# CNC carving First post



## Scottart (Jan 8, 2015)

I came here looking for information on repair a router I use in my CNC machine.. found all the answers and of course lots of other interesting people and ideas. here are a couple of pictures of CNC work coming out of my shop in Alaska this month


----------



## Cherryville Chuck (Sep 28, 2010)

Nice work Scott. Welcome to the forum.


----------



## kklowell (Dec 26, 2014)

Sweet!


----------



## Bradleytavares (Feb 25, 2012)

What brand CNC machine produced these. PS, very attractive, especially the painting.


----------



## billyjim (Feb 11, 2012)

very nice Scott. I especially like the painted sign...very realistic.


----------



## stevenrf (Jul 30, 2010)

I particularly like the realistic salmon in the first picture. Are they your own creation? I don't remember seeing them in Vectric or VCarve.


----------



## RingNeckBlues (Apr 30, 2012)

Awesome job on both the carving and painting. Please share the source for the relief patterns!


----------



## Semipro (Mar 22, 2013)

Well done Scott
Welcome to the forum.


----------



## Raven13 (Jan 8, 2015)

Wow, very impressive. Can you tell me what kind and size machine you used to produce those?

Jeff


----------



## RainMan 2.0 (May 6, 2014)

Very impressive Scott . I have CNC routers in my dreams . Someday


----------



## old55 (Aug 11, 2013)

Welcome to the forum Scott, very nice work.


----------



## curiousgeorge (Nov 6, 2006)

Great carves on some really nice looking patterns. What machine are you using and where do you get the patterns? Oh! By the way. WELCOME TO THE FORUMS!!!!


----------



## Multiwood (Feb 24, 2013)

Amazing.
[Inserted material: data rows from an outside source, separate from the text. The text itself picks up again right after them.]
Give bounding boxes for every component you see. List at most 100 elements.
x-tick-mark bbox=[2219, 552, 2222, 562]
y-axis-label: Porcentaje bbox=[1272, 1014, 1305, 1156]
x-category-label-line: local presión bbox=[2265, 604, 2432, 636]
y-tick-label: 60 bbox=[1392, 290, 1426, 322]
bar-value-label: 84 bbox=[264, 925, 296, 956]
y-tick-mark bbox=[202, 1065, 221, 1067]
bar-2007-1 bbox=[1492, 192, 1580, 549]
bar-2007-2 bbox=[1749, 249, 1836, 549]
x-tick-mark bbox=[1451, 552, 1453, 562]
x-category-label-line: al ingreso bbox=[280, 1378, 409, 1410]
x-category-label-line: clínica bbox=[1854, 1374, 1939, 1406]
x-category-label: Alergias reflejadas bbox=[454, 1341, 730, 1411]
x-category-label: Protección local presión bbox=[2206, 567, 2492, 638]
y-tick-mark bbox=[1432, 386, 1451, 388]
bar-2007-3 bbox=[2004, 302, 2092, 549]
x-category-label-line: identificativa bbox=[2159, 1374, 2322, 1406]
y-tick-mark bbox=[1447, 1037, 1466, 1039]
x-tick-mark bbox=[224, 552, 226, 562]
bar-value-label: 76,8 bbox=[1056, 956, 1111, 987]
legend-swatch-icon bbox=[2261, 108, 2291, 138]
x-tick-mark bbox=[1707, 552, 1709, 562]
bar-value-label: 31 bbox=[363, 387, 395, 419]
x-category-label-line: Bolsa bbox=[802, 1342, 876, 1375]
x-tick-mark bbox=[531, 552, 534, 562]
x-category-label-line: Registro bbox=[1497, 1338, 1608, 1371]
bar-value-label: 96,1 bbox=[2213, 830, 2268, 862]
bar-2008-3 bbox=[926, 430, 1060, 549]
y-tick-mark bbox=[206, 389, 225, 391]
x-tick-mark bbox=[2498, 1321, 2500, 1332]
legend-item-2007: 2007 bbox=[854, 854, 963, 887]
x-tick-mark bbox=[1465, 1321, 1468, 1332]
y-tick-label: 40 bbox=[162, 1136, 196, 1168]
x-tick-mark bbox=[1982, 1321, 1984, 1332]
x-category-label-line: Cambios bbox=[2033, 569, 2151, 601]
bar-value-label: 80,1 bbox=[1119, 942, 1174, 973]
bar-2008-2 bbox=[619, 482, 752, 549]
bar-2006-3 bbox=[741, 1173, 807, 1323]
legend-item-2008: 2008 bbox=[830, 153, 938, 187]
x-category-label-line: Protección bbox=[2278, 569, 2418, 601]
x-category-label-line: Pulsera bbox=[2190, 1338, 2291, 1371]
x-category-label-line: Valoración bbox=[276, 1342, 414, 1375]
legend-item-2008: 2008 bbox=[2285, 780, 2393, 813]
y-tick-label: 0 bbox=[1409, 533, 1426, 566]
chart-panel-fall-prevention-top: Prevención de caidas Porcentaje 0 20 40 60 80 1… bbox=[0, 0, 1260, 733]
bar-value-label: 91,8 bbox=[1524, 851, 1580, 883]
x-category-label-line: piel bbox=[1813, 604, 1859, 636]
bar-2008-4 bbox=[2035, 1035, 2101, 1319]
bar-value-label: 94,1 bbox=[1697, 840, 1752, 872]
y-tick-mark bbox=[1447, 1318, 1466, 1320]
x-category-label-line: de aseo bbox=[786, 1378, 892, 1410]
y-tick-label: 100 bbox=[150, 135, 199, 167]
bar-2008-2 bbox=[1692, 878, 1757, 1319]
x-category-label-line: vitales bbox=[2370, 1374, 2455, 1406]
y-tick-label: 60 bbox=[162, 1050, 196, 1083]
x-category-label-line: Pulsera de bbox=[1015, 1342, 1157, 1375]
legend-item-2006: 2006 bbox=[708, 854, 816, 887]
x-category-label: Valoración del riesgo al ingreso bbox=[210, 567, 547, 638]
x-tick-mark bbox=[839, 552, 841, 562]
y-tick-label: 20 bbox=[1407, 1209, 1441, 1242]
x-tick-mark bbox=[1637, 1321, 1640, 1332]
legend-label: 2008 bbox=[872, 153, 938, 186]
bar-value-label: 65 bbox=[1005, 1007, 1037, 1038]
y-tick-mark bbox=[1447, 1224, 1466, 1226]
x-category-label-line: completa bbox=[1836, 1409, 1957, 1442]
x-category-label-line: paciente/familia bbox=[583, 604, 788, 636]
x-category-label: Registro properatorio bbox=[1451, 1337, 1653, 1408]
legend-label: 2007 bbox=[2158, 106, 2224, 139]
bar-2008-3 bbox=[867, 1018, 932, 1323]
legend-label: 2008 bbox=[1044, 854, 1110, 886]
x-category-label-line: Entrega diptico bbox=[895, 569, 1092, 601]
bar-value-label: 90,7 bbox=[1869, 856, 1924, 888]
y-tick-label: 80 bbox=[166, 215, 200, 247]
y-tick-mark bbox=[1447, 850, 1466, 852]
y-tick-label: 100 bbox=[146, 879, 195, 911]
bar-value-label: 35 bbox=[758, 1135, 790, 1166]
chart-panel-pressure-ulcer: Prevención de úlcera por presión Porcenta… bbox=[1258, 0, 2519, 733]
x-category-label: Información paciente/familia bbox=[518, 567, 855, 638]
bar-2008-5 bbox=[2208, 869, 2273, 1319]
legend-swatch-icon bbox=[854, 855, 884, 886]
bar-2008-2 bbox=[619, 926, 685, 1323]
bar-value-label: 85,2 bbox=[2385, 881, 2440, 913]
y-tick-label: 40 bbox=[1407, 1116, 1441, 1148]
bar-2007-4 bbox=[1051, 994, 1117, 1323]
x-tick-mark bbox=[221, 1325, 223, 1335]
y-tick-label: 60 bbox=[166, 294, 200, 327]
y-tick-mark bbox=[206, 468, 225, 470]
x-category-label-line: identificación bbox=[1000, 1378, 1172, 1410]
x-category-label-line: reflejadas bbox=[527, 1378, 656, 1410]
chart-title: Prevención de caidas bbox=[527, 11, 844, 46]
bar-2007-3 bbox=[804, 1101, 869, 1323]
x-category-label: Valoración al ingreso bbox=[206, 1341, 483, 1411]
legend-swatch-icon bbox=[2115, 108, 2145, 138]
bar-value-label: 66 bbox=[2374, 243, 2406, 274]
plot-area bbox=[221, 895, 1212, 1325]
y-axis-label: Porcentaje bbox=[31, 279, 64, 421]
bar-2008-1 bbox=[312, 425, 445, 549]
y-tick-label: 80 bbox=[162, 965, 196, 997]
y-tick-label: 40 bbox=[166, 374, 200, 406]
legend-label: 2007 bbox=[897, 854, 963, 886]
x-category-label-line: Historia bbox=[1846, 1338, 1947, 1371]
Welcome to the forum Scott.


----------



## jw2170 (Jan 24, 2008)

Great work, Scott.

Welcome to the forum.


----------



## Scottart (Jan 8, 2015)

I use a Shark HD CNC and the pieces are designed in Aspire


----------



## Scottart (Jan 8, 2015)

Thank, yes the salmon and the trout were created with Aspire.


----------